We can evaluate the shear stress \(\tau \) and normal stress \(\sigma _n\) on the weak plane as

$$\begin{aligned} \sigma _n&= \varvec{n}\cdot \varvec{t} = \varvec{\sigma }:\varvec{m}\,, \end{aligned}$$

(76a)

$$\begin{aligned} \tau&=\varvec{l}\cdot \varvec{t} = \varvec{\sigma }:\varvec{\alpha }\,, \end{aligned}$$

(76b)

where

$$\begin{aligned} \varvec{\alpha } = \frac{1}{2}\left( \varvec{l}\otimes \varvec{n} +\varvec{n}\otimes \varvec{l}\right) \,. \end{aligned}$$

(77)

Thus,

$$\begin{aligned}&\frac{\partial f_w}{\partial \varvec{\sigma }} =\mathrm{sgn}(\tau )\varvec{\alpha }+\mathrm{tan}\phi _w\varvec{m}\,, \end{aligned}$$

(78)

$$\begin{aligned}&\frac{\partial ^2 f_w}{\partial \varvec{\sigma }^2} = {\mathbb{O}}\,, \end{aligned}$$

(79)

$$\begin{aligned}&\frac{\partial g_w}{\partial \varvec{\sigma }} = \mathrm{sgn}(\tau ) \varvec{\alpha }+\mathrm{tan}\psi _w\varvec{m}\,, \end{aligned}$$

(80)

$$\begin{aligned}&\frac{\partial ^2 g_w}{\partial \varvec{\sigma }^2} = {\mathbb{O}}\,, \end{aligned}$$

(81)

where sgn(\(\tau \)) is the sign of \(\tau \).

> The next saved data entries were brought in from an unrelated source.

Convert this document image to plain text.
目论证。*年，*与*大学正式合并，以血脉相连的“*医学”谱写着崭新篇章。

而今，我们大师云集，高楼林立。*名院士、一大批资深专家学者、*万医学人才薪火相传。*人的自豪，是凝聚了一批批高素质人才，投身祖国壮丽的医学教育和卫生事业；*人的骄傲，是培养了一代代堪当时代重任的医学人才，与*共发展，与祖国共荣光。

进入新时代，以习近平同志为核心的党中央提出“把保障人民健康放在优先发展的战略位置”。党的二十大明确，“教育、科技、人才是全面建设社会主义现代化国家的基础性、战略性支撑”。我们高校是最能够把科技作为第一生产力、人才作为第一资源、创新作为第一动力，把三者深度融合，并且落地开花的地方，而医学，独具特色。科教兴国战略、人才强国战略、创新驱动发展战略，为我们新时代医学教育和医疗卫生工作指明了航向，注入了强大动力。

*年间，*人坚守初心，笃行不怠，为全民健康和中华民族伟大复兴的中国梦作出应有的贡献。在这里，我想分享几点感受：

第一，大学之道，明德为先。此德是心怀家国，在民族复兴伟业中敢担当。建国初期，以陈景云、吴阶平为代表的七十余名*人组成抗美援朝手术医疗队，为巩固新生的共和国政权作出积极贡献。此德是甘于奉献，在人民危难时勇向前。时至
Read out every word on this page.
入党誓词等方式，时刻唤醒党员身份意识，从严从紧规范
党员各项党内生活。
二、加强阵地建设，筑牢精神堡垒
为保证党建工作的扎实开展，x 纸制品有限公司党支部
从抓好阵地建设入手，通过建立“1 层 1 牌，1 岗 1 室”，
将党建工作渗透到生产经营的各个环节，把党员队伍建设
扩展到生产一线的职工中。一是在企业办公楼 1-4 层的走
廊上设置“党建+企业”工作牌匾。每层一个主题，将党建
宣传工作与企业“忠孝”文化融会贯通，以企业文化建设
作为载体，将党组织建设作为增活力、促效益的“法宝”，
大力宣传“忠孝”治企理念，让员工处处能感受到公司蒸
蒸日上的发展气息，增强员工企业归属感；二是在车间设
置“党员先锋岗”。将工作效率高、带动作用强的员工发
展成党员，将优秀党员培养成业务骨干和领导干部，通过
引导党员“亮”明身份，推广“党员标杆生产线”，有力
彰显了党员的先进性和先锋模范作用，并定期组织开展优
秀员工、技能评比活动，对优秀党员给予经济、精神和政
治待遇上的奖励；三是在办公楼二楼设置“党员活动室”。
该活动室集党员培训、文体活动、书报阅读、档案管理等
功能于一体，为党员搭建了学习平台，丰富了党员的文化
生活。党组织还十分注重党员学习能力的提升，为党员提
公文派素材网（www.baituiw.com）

Appendix B. Jacobian matrix

The submatrices \(\varvec{{\mathcal {J}}}_{ij}\) in the Jacobian matrix \(\varvec{{\mathcal {J}}}\) for the fully plastic process are given as follows:

$$\begin{aligned}&\varvec{{\mathcal {J}}}_{11} = 0\,, \end{aligned}$$

(82)

$$\begin{aligned}&\varvec{{\mathcal {J}}}_{12} = -\frac{\partial f_m}{\partial \varvec{\sigma }}: {\mathbb{C}}^e+\varvec{a}^*:\varvec{\sigma }_{n+1} \frac{p_c}{\lambda _p}\mathbf{1}\,, \end{aligned}$$

(83)

$$\begin{aligned}&\varvec{{\mathcal {J}}}_{13} = 0\,, \end{aligned}$$

(84)

$$\begin{aligned}&\varvec{{\mathcal {J}}}_{14} = -\frac{\partial f_m}{\partial \varvec{\sigma }}:{\mathbb{C}}^e\,, \end{aligned}$$

(85)

$$\begin{aligned}&\varvec{{\mathcal {J}}}_{21} =\frac{\partial f_m}{\partial \varvec{\sigma }}\,, \end{aligned}$$

(86)

$$\begin{aligned}&\varvec{{\mathcal {J}}}_{22} = -{\mathbb{I}}-\varDelta \lambda _m\nonumber \\&\qquad \qquad \left[ \left( \frac{{\mathbb{A}}^*}{M^2} +2\varvec{a}^*\otimes \varvec{a}^*\right) :{\mathbb{C}}^e -\frac{p_{c,n+1}}{\lambda _p}\varvec{a}^*\otimes \mathbf{1}\right] \,, \end{aligned}$$

(87)

$$\begin{aligned}&\varvec{{\mathcal {J}}}_{23} = \mathbf{0}\,, \end{aligned}$$

(88)

$$\begin{aligned}&\varvec{{\mathcal {J}}}_{24} = -\varDelta \lambda _m \left( \frac{{\mathbb{A}}^*}{M^2}+2\varvec{a}^* \otimes \varvec{a}^*\right) :{\mathbb{C}}^e\,, \end{aligned}$$

(89)

$$\begin{aligned}&\varvec{{\mathcal {J}}}_{31} = 0\,, \end{aligned}$$

(90)

$$\begin{aligned}&\varvec{{\mathcal {J}}}_{32} = -\frac{\partial f_w}{\partial \varvec{\sigma }}:{\mathbb{C}}^e\,, \end{aligned}$$

(91)

$$\begin{aligned}&\varvec{{\mathcal {J}}}_{33} = 0\,, \end{aligned}$$

(92)

$$\begin{aligned}&\varvec{{\mathcal {J}}}_{34} = -\frac{\partial f_w}{\partial \varvec{\sigma }}:{\mathbb{C}}^e\,, \end{aligned}$$

(93)

$$\begin{aligned}&\varvec{{\mathcal {J}}}_{41} = \mathbf{0}\,, \end{aligned}$$

(94)

$$\begin{aligned}&\varvec{{\mathcal {J}}}_{42} = {\mathbb{O}}\,, \end{aligned}$$

(95)

$$\begin{aligned}&\varvec{{\mathcal {J}}}_{43} =\frac{\partial g_w}{\partial \varvec{\sigma }}\,, \end{aligned}$$

(96)

$$\begin{aligned}&\varvec{{\mathcal {J}}}_{44} = - {\mathbb{I}}\,. \end{aligned}$$

(97)

The expressions above are given in tensorial expression for brevity, but they should be converted to matrix form for numerical implementation. Rank-two and rank-four tensors transform to \(1\times 6\) vectors and \(6\times 6\) matrices in 3D, respectively.